Anatomy of the ClawHavoc Campaign
Between January 27-29, 2026, attackers uploaded 335 malicious skills to ClawHub, the public registry for OpenClaw agent extensions. The skills looked legitimate — professional documentation, useful-sounding names like polymarket-trader and youtube-summarize-pro. But hidden in their "Prerequisites" sections were instructions to download trojanized archives (Windows) or paste shell commands from glot.io (macOS) that initiated multi-stage payload chains delivering Atomic Stealer.
All 335 skills shared a single command-and-control IP: 91.92.242.30. Target data included exchange API keys, wallet private keys, SSH credentials, browser passwords, and bot configuration files stored in ~/.clawdbot/.env. The attackers also targeted SOUL.md and MEMORY.md — OpenClaw's persistent memory files — enabling permanent backdoors in the agent's behavior.
The Leaky Skills Problem Is Even Bigger
Beyond outright malware, Snyk's scan of all 3,984 ClawHub skills found 283 (7.1%) with critical security flaws that expose credentials by design. These aren't malicious actors — they're developers who treated AI agents like local scripts, forgetting that every piece of data an agent touches passes through the LLM's context window.
The moltyverse-email skill instructs agents to save API keys to memory and share inbox URLs containing the key with users. The buy-anything skill collects credit card numbers and embeds them in curl commands. The prompt-log skill exports session logs without redaction, re-exposing any secrets the agent previously handled.
Three Defense Layers with 1-SEC
Protecting against SKILL.md attacks requires defense in depth.

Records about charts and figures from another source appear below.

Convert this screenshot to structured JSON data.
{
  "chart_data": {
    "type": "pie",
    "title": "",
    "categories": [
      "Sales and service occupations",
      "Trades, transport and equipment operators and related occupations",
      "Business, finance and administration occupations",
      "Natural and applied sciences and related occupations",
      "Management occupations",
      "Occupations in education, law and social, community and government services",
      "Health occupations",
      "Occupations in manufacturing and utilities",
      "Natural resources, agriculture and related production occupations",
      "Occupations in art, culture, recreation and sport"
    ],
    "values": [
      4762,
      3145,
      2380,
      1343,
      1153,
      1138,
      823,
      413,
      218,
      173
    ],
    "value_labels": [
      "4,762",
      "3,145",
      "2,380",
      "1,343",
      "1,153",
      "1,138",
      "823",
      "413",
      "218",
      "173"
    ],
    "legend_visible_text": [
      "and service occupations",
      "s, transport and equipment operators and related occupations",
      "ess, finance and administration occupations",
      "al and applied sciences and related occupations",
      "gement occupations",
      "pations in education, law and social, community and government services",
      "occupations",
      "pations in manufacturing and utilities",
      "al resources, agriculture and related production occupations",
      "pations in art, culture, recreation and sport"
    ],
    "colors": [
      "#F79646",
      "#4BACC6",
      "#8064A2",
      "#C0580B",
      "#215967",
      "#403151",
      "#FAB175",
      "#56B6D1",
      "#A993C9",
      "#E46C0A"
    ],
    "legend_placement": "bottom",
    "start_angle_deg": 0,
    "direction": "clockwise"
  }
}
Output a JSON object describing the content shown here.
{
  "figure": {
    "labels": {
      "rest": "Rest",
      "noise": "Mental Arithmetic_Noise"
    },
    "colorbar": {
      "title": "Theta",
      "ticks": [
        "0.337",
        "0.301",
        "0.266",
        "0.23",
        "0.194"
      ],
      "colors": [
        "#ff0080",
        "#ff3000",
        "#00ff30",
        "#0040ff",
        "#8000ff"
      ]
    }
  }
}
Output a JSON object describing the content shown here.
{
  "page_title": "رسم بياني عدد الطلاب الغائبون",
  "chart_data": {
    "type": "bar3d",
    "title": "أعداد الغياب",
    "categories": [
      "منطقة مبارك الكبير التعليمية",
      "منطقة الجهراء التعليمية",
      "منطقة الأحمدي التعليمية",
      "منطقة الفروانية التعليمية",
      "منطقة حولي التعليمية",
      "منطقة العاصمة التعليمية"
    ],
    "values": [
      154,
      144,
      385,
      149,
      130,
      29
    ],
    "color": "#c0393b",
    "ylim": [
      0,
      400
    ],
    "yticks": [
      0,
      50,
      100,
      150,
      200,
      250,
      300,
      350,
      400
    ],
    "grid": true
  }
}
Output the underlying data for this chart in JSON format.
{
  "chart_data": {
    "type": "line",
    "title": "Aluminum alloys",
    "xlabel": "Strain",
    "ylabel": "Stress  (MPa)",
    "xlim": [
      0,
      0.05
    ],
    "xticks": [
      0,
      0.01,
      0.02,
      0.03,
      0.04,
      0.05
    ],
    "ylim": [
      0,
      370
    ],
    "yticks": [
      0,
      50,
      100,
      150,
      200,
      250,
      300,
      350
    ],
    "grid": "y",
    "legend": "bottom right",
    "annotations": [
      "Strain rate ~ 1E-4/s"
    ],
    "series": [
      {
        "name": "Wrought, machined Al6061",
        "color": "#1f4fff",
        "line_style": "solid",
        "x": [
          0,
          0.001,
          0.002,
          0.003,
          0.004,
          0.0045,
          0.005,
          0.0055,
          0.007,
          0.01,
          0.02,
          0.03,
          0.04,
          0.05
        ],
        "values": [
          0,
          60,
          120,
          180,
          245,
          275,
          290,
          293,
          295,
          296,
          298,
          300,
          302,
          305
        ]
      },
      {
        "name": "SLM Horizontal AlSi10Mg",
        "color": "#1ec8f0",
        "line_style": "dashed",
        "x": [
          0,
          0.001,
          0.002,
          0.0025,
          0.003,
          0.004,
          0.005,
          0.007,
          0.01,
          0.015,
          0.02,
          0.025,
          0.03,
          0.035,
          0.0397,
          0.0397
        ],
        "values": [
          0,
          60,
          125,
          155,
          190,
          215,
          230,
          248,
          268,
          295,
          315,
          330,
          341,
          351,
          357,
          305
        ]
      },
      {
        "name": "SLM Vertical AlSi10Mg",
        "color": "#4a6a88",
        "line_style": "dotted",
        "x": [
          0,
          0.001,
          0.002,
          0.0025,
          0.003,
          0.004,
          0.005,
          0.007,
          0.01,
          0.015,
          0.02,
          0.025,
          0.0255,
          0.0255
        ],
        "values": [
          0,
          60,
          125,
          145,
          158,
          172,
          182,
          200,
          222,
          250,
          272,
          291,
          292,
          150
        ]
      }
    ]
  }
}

Layer 1: Supply Chain Sentinel
1-SEC's Supply Chain Sentinel performs Levenshtein distance analysis on package names to catch typosquatting (solana-wallet-tracker vs solana-waIlet-tracker). It monitors dependency integrity and flags dependency confusion patterns where a public package shadows an internal one. For OpenClaw operators, this means every new skill installation is checked against known-good baselines.
Layer 2: Runtime Watcher + File Integrity
The Runtime Watcher monitors file system changes in real-time. Any modification to .env, SOUL.md, MEMORY.md, or .ssh/ directories triggers an immediate CRITICAL alert. It also detects LOLBin usage (40+ patterns), process hollowing, and persistence mechanisms — exactly the techniques Atomic Stealer uses after initial execution.
Layer 3: LLM Firewall Output Filtering
Even if a leaky skill instructs the agent to output an API key, 1-SEC's output rules catch it. Patterns for sk-* tokens, AKIA* AWS keys, ghp_* GitHub tokens, private keys, JWTs, connection strings, and bulk email addresses are all scanned in real-time before the agent's response reaches the user or log file.